1.1 Introduction
Berwick and Chomsky (2015) raise the question of why it is only us, Homo sapiens, who can speak language, think in language, and make use of language for all sorts of purposes. Their answer is essentially that it’s because we are the only species that has Merge. Merge is, it is assumed, a recursive generative procedure of the human faculty of language that takes n (typically two) objects, Σ1, …, Σn, and forms an unordered set, {Σ1, …, Σn}.
- (1) Merge(Σ1, …, Σn) = {Σ1, …, Σn}
The contemporary theory of bare phrase structure (Chomsky 1994 et seq.) hypothesizes that virtually every phrase structure of human language is uniformly generated by Merge, applied in an unbounded fashion. Structural representations generated by Merge are then variously utilized by human performance systems, notably by the Conceptual-Intentional (CI) system and the Sensorimotor (SM) system, thereby leading to various mental capacities of human cognition. According to Berwick and Chomsky, Homo sapiens is a unique organism, essentially by virtue of Merge and its various cognitive applications.
Now, we would like to pose the following question: Why only Merge?
The question is ambiguous, interpretable at least in three different manners.1 So, more specifically, we would like to ask:
| Question 1: | Why only Merge?—Why do linguists, Berwick and Chomsky, among others, want to claim that it is Merge that instantiates the only distinctive property of human language? What is supposed to be the empirical gain from this proposal? |
| Question 2: | Why only Merge?—Why do they want to claim that Merge is the only species-specific property, disregarding other cognitive capacities of human beings, which may or may not be as innate, innovative, and/or specific? |
| Question 3: | Why only Merge?—Why is it only Merge, and not any other devices, that has the properties it does and that was allowed to emerge by virtue of the evolution-development of human beings?

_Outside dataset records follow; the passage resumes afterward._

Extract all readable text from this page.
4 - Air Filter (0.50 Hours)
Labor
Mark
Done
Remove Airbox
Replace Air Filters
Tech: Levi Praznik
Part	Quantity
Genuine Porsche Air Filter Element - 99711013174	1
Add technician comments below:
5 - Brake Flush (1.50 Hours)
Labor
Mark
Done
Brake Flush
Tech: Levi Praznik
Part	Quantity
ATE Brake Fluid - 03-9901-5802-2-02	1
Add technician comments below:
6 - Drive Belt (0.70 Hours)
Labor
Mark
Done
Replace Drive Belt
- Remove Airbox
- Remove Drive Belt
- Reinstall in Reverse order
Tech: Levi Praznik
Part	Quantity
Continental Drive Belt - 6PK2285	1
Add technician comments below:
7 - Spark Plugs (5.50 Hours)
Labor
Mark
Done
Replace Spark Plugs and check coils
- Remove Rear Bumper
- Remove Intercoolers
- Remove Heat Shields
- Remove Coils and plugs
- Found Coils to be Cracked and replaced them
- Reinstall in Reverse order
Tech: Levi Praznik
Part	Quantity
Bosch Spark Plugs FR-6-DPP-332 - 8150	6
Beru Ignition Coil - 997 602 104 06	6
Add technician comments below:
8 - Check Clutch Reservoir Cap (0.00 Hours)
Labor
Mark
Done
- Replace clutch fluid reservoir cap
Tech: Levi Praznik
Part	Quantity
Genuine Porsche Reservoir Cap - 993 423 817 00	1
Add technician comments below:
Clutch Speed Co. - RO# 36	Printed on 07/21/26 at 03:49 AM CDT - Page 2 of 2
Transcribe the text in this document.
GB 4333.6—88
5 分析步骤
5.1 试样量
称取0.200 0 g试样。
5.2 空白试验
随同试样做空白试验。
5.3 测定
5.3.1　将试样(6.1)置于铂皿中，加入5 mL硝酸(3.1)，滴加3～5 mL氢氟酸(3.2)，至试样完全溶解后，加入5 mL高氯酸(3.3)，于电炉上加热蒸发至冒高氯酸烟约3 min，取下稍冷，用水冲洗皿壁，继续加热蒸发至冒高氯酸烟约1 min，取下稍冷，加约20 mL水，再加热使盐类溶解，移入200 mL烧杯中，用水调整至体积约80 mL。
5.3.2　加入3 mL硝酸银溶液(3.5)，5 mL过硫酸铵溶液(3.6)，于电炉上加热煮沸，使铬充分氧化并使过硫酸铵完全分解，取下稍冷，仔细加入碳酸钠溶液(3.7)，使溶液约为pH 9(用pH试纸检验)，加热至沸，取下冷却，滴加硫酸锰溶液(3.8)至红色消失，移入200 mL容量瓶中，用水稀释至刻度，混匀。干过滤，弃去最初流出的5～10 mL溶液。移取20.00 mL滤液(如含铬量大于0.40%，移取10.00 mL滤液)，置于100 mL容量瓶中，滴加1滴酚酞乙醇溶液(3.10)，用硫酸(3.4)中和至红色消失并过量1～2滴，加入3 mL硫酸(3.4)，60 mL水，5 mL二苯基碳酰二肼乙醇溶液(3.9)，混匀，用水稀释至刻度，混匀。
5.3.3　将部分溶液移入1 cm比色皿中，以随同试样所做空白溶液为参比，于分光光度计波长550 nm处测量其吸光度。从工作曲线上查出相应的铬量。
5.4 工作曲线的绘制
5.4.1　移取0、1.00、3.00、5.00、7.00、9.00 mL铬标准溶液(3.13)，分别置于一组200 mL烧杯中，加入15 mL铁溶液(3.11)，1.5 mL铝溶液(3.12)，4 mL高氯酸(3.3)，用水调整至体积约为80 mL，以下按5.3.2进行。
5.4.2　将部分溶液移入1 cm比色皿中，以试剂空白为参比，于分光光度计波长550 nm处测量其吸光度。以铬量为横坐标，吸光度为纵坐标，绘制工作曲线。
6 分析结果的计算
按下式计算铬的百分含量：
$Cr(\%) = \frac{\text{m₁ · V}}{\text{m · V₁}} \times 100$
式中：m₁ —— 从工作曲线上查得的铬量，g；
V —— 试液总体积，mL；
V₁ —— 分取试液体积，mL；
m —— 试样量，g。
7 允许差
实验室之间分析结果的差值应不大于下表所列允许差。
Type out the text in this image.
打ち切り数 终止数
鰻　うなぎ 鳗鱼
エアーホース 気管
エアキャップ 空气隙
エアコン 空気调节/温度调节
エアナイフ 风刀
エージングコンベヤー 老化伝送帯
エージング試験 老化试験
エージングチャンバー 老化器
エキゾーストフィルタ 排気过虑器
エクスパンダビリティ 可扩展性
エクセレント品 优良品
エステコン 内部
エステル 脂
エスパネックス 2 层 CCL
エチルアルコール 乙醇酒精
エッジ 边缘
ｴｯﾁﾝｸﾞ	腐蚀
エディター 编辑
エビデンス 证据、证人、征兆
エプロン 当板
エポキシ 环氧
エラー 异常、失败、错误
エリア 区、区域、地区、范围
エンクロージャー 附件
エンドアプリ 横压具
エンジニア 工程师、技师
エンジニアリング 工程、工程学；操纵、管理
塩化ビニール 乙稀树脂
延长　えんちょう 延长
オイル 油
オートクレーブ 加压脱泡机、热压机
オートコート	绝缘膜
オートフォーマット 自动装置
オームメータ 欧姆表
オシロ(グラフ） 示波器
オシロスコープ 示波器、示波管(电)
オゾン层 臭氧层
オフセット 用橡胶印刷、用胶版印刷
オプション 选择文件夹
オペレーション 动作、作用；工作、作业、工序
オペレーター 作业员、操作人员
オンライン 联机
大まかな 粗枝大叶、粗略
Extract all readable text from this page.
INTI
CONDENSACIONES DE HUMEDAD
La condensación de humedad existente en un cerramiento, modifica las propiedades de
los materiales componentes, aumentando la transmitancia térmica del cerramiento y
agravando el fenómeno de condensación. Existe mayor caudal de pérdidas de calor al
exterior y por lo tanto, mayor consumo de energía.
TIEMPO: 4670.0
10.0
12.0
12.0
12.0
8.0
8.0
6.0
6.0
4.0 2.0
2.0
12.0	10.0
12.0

That is, why is Merge as it is rather than any other way? |
1.2 Only Merge, because it is minimally necessary to capture the Basic Property of human language
We will first address Question 1. The answer to this question is related to a longstanding observation about the ordinary use of human language.
Thousands of years of linguistic investigation share the belief, commonly ascribed to Aristotle, that the grammar of natural language is in essence a system of pairing “sound” (or “signs”) with “meaning.” The enterprise of generative grammar initiated by Chomsky (1955/1975, 1957) is just a recent addition to this long tradition, but it provided a couple of important insights into the nature of human language that have revolutionized the perspective from which we study human language. At the core of this Chomskyan revolution lies an old observation, essentially due to Descartes and other rationalists, that the capacity to pair sounds and meanings in human language exhibits unbounded creativity: humans can produce and understand an infinitude of expressions, many of which are previously unheard of or are too long and/or senseless to be produced. This Cartesian observation can be called the “Basic Property” of human language, to adopt Chomsky’s (2015a:3, 2015b:4, etc.) formulation.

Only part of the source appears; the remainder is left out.